Category: Professional Posters
Purpose: Of the four primary subtypes of breast cancer, approximately 10-15% of breast cancer is classified as triple-negative breast cancer (TNBC). TNBC is the most aggressive and difficult to treat due to its lack of three receptors that are common chemotherapy targets, making prevention crucial for TNBC. With the rise of proteomics in recent years, statins have been extensively studied for prevention in patients with a high risk of developing breast cancer. The purpose of this study was to analyze the changes in protein expression in TNBC cells treated with lovastatin to determine potential mechanisms for the antiproliferative effect of statins.
Methods: Two sets of TNBC treated with two different concentrations of lovastatin were cultured and collected. The cells were then lysed open using a sonication and a TFE solution and protein concentration was determined using Micro-BCA Assay. A “short-stack” sample clean-up was performed using 100 ug of each sample into a 4-15% Tris-Bis gel for approximately 2 cm, followed by an in-gel digestion using trypsin. The resulting peptides were extracted from the gel using 60% acetonitrile/0.1% formic acid. Samples were then dried of all liquid followed by fractionation using a strong cation exchange (SCX) Stage Tip using resulting in 11 fractions. Each sample fraction was resuspended in 0.1% formic acid and analyzed by LC-MS analysis on a Thermo LTQ mass spectrometer to be using data-dependent analysis. Proteins were identified from the LC-MS data using the MyriMatch search algorithm and the human complement of the UniprotKB database.
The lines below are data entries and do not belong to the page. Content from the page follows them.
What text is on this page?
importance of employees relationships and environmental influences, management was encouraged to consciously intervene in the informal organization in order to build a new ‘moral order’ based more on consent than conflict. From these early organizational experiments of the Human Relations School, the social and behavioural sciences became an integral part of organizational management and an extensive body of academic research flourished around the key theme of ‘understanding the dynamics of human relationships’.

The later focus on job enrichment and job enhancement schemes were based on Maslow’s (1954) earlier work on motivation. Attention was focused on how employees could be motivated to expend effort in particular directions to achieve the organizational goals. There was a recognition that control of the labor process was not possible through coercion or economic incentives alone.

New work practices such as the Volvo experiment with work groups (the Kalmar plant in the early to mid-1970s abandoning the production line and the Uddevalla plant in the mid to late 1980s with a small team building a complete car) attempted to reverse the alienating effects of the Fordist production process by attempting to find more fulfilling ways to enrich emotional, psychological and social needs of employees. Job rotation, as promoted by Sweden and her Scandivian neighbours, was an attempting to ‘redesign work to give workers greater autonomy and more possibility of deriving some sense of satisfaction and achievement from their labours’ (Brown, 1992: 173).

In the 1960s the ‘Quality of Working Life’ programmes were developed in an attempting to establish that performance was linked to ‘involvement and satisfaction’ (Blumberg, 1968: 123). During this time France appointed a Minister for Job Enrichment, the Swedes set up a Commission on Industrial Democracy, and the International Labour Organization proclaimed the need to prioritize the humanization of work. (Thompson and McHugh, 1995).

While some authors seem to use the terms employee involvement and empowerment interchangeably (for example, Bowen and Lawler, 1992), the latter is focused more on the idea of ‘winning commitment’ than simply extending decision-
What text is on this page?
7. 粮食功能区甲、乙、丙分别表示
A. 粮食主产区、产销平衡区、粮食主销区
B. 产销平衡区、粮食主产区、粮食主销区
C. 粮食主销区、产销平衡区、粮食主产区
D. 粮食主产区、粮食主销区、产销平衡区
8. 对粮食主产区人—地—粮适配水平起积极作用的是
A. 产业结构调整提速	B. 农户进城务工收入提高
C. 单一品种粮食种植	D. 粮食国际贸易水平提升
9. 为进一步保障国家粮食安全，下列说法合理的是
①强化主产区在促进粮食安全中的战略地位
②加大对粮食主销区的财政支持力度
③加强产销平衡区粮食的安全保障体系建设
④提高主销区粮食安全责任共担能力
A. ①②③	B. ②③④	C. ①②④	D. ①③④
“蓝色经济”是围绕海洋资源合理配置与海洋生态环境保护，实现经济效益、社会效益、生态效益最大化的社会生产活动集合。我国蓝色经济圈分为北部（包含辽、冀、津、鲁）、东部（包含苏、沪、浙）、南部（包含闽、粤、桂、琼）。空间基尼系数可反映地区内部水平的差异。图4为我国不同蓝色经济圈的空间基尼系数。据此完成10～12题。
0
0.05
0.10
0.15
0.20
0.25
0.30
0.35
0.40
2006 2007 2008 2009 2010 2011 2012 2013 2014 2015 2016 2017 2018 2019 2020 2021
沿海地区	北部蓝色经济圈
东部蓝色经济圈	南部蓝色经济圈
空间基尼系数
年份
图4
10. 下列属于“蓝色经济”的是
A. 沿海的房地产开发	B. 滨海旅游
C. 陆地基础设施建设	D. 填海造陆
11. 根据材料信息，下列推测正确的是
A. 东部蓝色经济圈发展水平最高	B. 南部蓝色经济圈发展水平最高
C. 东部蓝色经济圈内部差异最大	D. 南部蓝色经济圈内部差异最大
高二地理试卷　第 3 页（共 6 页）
The data were filtered for confident identifications using IDPicker 3.0. Identified proteins were then further investigated for function utilizing the UniProt database. Once the biological functions of the proteins were determined, potential hypotheses as to how lovastatin causes cancer cell apoptosis could be postulated.
Results: A total of 260 proteins were confidently identified from the samples. The upregulation of heat shock proteins indicate that the lovastatin-treated cells were under stress. An explanation for this stress could include the upregulation of peroxiredoxin leading to increased reactive oxygen species (ROS) within the cells and eventual apoptosis. While, a downregulation of proteins associated with replication and transcription such as ribosomal protein L11 and basic transcription factor 3 also offer explanations for the cell’s apoptosis. Other possible cellular processes that appear to be disturbed by lovastatin are cell adhesion, migration, and division evident by the alteration in proteins associated with actin filaments. A decrease in keratin proteins with an increase in filamin proteins leads to a dysregulation of the actin cytoskeleton and actin activity causing the cell shape to be disformed and the cell to lose ability to migrate and divide leading to cell death. Finally, cell viability was disturbed as seen by the upregulation of 14-3-3 protein beta/alpha which is a negative regulator of MAP kinase activation. The inhibition of MAP kinase activation blocks multiple downstream signaling pathways leading again to cell death.
Conclusion: Upon reviewing the changes in protein expression, it is postulated that lovastatin causes it’s antiproliferative effect through a variety of potential mechanisms. Some of these mechanisms include increasing the amount of ROS, altering replication and transcription, altering actin formation, and blocking the activation of MAP kinase. Further research is needed to look more into these potential pathways and confirm the exact mechanism that lovastatin causes cell its antiproliferative effect. However, for this future research proteomics should be utilized because of the depth of information of potential mechanisms that can be found by examining protein expression, as seen in this study.